Michel Gondry sucked us into his surreal world with movies like Be Kind Rewind and Eternal Sunshine of the Spotless Mind. Now he's back with Mood Indigo, an eye-popping fairy tale about a magic world where everything is mutable — except cancer.
There's a lot to love in this film, especially in the first half, where we're learning about the bizarre alternate world where our characters live in floating houses with sentient doorbells, grow extra-long legs to dance, and eat fruit-dazed eel for breakfast. It feels a lot like the psychedelic posthuman parties in Iain M. Banks or Rudy Rucker's novels, where people can grow extra limbs for fun, make art out of repurposed asteroids. We meet Colin, a rich, carefree man, who spends his days musing and drinking and hanging out with his attorney Nicolas, who inexplicably spends all his time cooking and chauffeuring Colin around instead of practicing law.
Colin's biggest problem is that his best friend Chick has become a crazed fanboy for a philosopher called Jean-Sol Partre (a play on Jean-Paul Sartre). Chick spends all his money going to Partre conferences, and collecting books that may contain Partre's fingerprints. At one point, he even buys a weird bust of Partre, who looks exactly like Sartre except with goofier glasses.
Oh, and also? There is a bizarre room full of people on a typewriter assembly line, creating a kind of industrial exquisite corpse story about Colin's life.
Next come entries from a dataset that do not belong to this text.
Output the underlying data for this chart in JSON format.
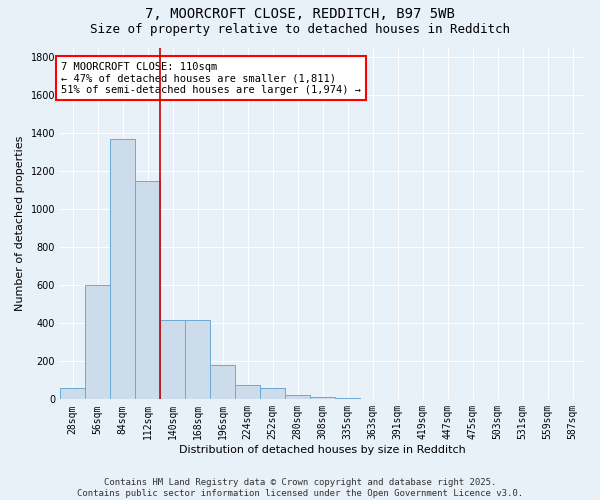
{
  "title_line1": "7, MOORCROFT CLOSE, REDDITCH, B97 5WB",
  "title_line2": "Size of property relative to detached houses in Redditch",
  "xlabel": "Distribution of detached houses by size in Redditch",
  "ylabel": "Number of detached properties",
  "bar_color": "#cddceb",
  "bar_edge_color": "#6aaad4",
  "background_color": "#e8f0f8",
  "grid_color": "#ffffff",
  "vline_color": "#cc0000",
  "categories": [
    "28sqm",
    "56sqm",
    "84sqm",
    "112sqm",
    "140sqm",
    "168sqm",
    "196sqm",
    "224sqm",
    "252sqm",
    "280sqm",
    "308sqm",
    "335sqm",
    "363sqm",
    "391sqm",
    "419sqm",
    "447sqm",
    "475sqm",
    "503sqm",
    "531sqm",
    "559sqm",
    "587sqm"
  ],
  "values": [
    60,
    600,
    1370,
    1150,
    415,
    415,
    180,
    75,
    60,
    25,
    10,
    5,
    0,
    0,
    0,
    0,
    0,
    0,
    0,
    0,
    0
  ],
  "ylim": [
    0,
    1850
  ],
  "yticks": [
    0,
    200,
    400,
    600,
    800,
    1000,
    1200,
    1400,
    1600,
    1800
  ],
  "vline_index": 3.5,
  "annotation_text": "7 MOORCROFT CLOSE: 110sqm\n← 47% of detached houses are smaller (1,811)\n51% of semi-detached houses are larger (1,974) →",
  "footer_text": "Contains HM Land Registry data © Crown copyright and database right 2025.\nContains public sector information licensed under the Open Government Licence v3.0.",
  "title_fontsize": 10,
  "subtitle_fontsize": 9,
  "axis_label_fontsize": 8,
  "tick_fontsize": 7,
  "annotation_fontsize": 7.5,
  "footer_fontsize": 6.5
}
There are also a ton of retro-futuristic computers throughout the film, whose operations look like literal incarnations of the "internet of things." These kinds of stylish, crazy details make this movie both fun to watch and to contemplate later.
When Chick meets a wonderful woman who shares his love of Partre, Colin realizes he's the only one of his friends who isn't in love. So Nicolas — who has like twenty million girlfriends — takes Colin to a party where they grow giant legs and dance. There, he meets Chloé (the ever-cute Audrey Tautou) and falls in love with her pretty much instantly. Their romance is also full of twee but genuinely sweet visual bits, as they eat morphing food, sail in a cloud car all over the city, and get married underwater.
Then the movie takes a turn for the worse. Partly that's because it becomes a melancholy meditation on aging after Chloé starts growing a flower in her lung and dying of magical cancer. But partly that's because Gondry tries to add depth to the whimsical surrealism of his world — and instead falls back on awkward, uncomfortable clichés.
We discover that none of the women in this world work, and are supported by their husbands. Indeed, Colin discovers that marriage means losing money because suddenly you have to support a lady — who expects to buy lots of dresses and whirl all over the city in style. Chloé's disease eventually bleeds him dry, but so does his friend Chick, who needs money to marry his girlfriend (and support his Partre habit). Plus, the gimmick with Colin's attorney Nicolas starts to feel creepy rather than funny. By the middle of the film, the notion that Nicolas is an attorney has been completely forgotten, and we're left with the only major black character in this movie working as a cook and driver for Colin — and spending all his time (why?) catering to Colin and Chloé's whims.
It feels distressingly as if this whimsical world has become a stop-motion confection layered on top of men's rights social values. I kept waiting to find out that the "marriage equals death because women" theme was another joke, but instead it becomes the ultimate message of the film. Plus Nicolas never gets to step out of his servant role (and uniform), except one time when he teaches the white people to dance.
Still, when Gondry isn't trying to deliver his social messages, the visuals in this film are pure pleasure. He's brilliant at capturing the way it feels to fall in love, or to find out that your beloved is sick, using nothing more than stop-motion wizardry. It's sort of a stoner art film, and I mean that in the best possible way. If you can watch it with your eyes, and ignore the dialogue in the second half of the film, I guarantee you an amazing, psychedelic journey into a posthuman future you've never seen before.